Vilane v Baphalali Swaziland Red Cross Society (203 of 2017) [2019] SZIC 90 (7 October 2019)



Case No. 203/17

In the matter between:




Neutral citation: Daisy Vilane v Baphalali Swaziland Red Cross Society (203/2017) [2019] SZIC 90 (07 October 2019)


(Sitting with Nominated Members of the Court Mr. N. Manana and Mr. M. Dlamini)

Heard: 11 June 2019

Delivered: 07 October 2019


[1] The Applicant has applied to the President of the Industrial Court for the referral of the unresolved dispute between herself and the respondent currently pending before this Court to arbitration under the auspices of CMAC in terms of Section 85 (2) of the Industrial Relations Act 2000 as amended.

[2] The reasons advanced by the Applicant for the referral application are that:

2.1 by virtue of the backlog of cases within the Court system the matter will take long to be heard;

2.2 the issues arising in this matter are not so complicated such that they may be resolved by arbitrators. There are no complex issues of fact or law arising from the application;

2.3 the Respondent would suffer no prejudice if the matter were referred to arbitration.

[3] At the hearing of the application, the Respondent did not appear despite that it had been served with the application. Despite the absence of the Respondent it remains “the duty and function of the President of the Industrial Court to weigh the benefits of robust justice by way of CMAC arbitration against the benefits of a more formal judicial determination by the Industrial Court in the scales of fairness and equity” (Per. Dunseith J.P. in Sydney Mkhabela v Maxi Prest Tyres Industrial Court No. 29/2005).

[4] The Applicant claims a sum of E98 428.27 (Ninety eight thousand four hundred and twenty eight Emalangeni twenty-seven cents) in respect of terminal benefits, leave pay and compensation for unfair dismissal. She alleges that her dismissal was both substantively and procedurally unfair in that there was no fair reason for termination of her services and she was denied the right to appeal the termination decision.

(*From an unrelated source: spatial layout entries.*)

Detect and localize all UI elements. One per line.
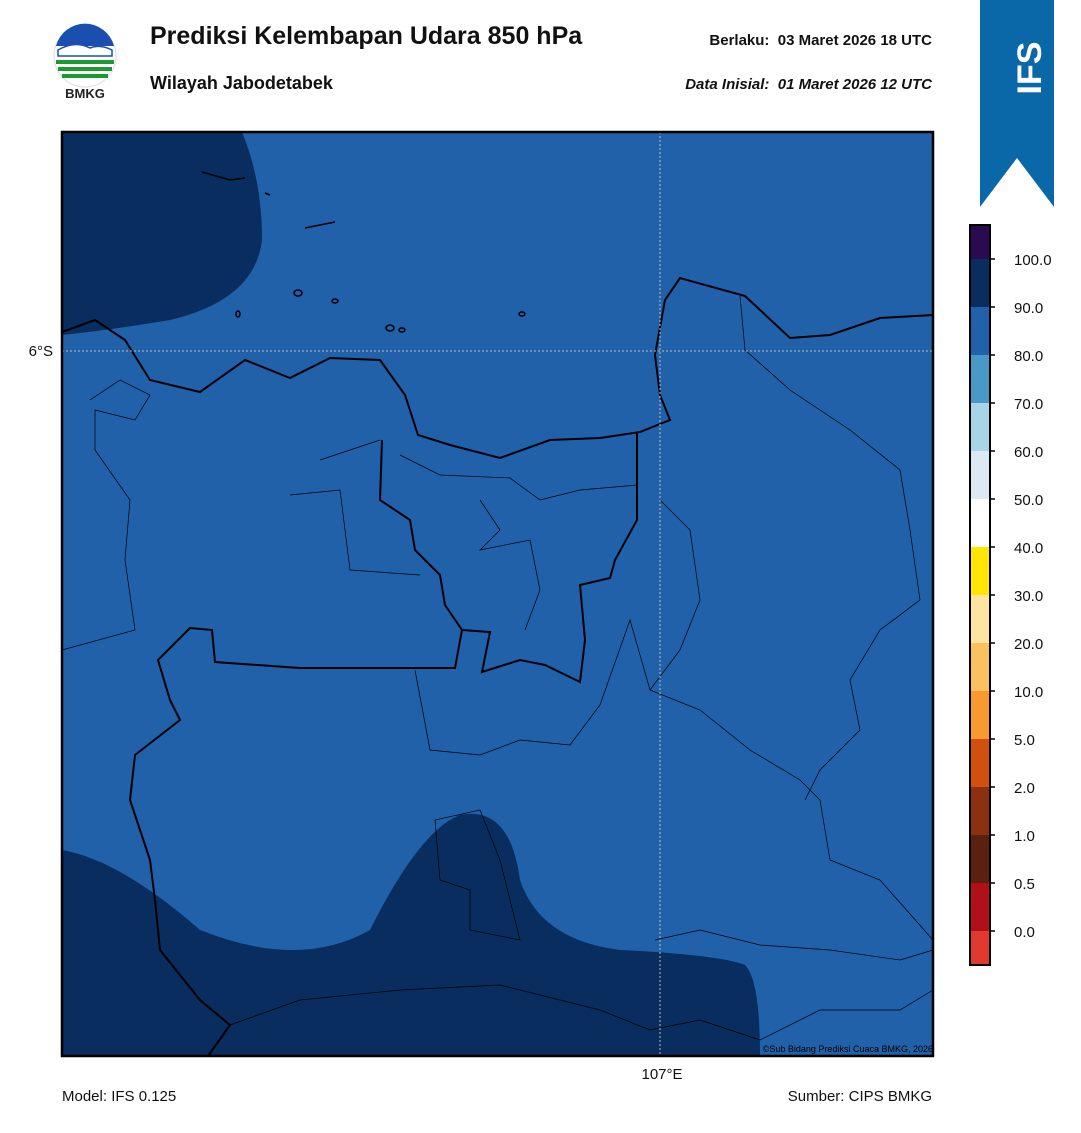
colorbar-tick-label: 100.0 xyxy=(1014,252,1052,269)
badge-text: IFS xyxy=(1011,42,1049,95)
colorbar-tick-label: 40.0 xyxy=(1014,540,1043,557)
colorbar-tick-label: 50.0 xyxy=(1014,492,1043,509)
colorbar-segment xyxy=(970,787,990,835)
colorbar-tick-label: 0.5 xyxy=(1014,876,1035,893)
credit: ©Sub Bidang Prediksi Cuaca BMKG, 2026 xyxy=(763,1044,933,1054)
colorbar-tick-label: 2.0 xyxy=(1014,780,1035,797)
map: ©Sub Bidang Prediksi Cuaca BMKG, 2026 xyxy=(60,130,935,1058)
init-time: Data Inisial: 01 Maret 2026 12 UTC xyxy=(685,76,933,93)
colorbar-tick-label: 90.0 xyxy=(1014,300,1043,317)
colorbar-segment xyxy=(970,451,990,499)
colorbar-segment xyxy=(970,595,990,643)
colorbar-segment xyxy=(970,307,990,355)
colorbar-segment xyxy=(970,547,990,595)
lat-label: 6°S xyxy=(29,343,53,360)
colorbar-segment xyxy=(970,403,990,451)
colorbar-tick-label: 80.0 xyxy=(1014,348,1043,365)
badge xyxy=(980,0,1054,207)
colorbar-segment xyxy=(970,931,990,965)
model-label: Model: IFS 0.125 xyxy=(62,1088,176,1105)
colorbar-tick-label: 0.0 xyxy=(1014,924,1035,941)
colorbar-segment xyxy=(970,883,990,931)
title: Prediksi Kelembapan Udara 850 hPa xyxy=(150,22,583,50)
logo-text: BMKG xyxy=(65,86,105,101)
colorbar-segment xyxy=(970,691,990,739)
colorbar-segment xyxy=(970,355,990,403)
colorbar-segment xyxy=(970,739,990,787)
colorbar-segment xyxy=(970,499,990,547)
source-label: Sumber: CIPS BMKG xyxy=(788,1088,932,1105)
colorbar-segment xyxy=(970,643,990,691)
colorbar-tick-label: 1.0 xyxy=(1014,828,1035,845)
colorbar: 0.0 0.5 1.0 2.0 5.0 10.0 20.0 30.0 40.0 50.0 60.0 7… xyxy=(969,224,1052,966)
logo: BMKG xyxy=(53,23,117,101)
colorbar-tick-label: 30.0 xyxy=(1014,588,1043,605)
colorbar-segment xyxy=(970,259,990,307)
colorbar-tick-label: 5.0 xyxy=(1014,732,1035,749)
colorbar-segment xyxy=(970,225,990,259)
colorbar-tick-label: 10.0 xyxy=(1014,684,1043,701)
colorbar-tick-label: 20.0 xyxy=(1014,636,1043,653)
valid-time: Berlaku: 03 Maret 2026 18 UTC xyxy=(709,32,932,49)
lon-label: 107°E xyxy=(641,1066,682,1083)
colorbar-segment xyxy=(970,835,990,883)
colorbar-tick-label: 70.0 xyxy=(1014,396,1043,413)
subtitle: Wilayah Jabodetabek xyxy=(150,73,334,93)
colorbar-tick-label: 60.0 xyxy=(1014,444,1043,461)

[5] The Respondent in its reply to the initial application states that the Applicant was found guilty of misappropriation of Respondent’s funds; misconduct and gross dishonesty in the conduct of duty; that an independent and impartial chairman accepted the evidence led at the disciplinary hearing; and that, having been given the verdict and sanction, the Applicant failed to lodge her appeal timeously and in terms of the Respondents appeal procedure.

[6] I have taken into consideration the Applicant’s submissions at the hearing of the matter and the pleadings in the main application. It appears to me that there are a number of disputes of fact that may arise regarding the misappropriation of funds and the gross dishonestly. While I accept that the qualifications of arbitrators at CMAC has improved (as per Nathi Gumede - The attitude of the Industrial Court to Labour Arbitration referrals), I am of the view that an adverse finding of fact against which the Respondent is unable to appeal would be of grave consequence to the Respondent. This is more so since I consider the claim of E98 428.27 against the Respondent to be substantial. To close the doors of Court against the Respondents will be prejudicial to the Respondent. In the circumstances the application for referral is refused. There is no order as to costs.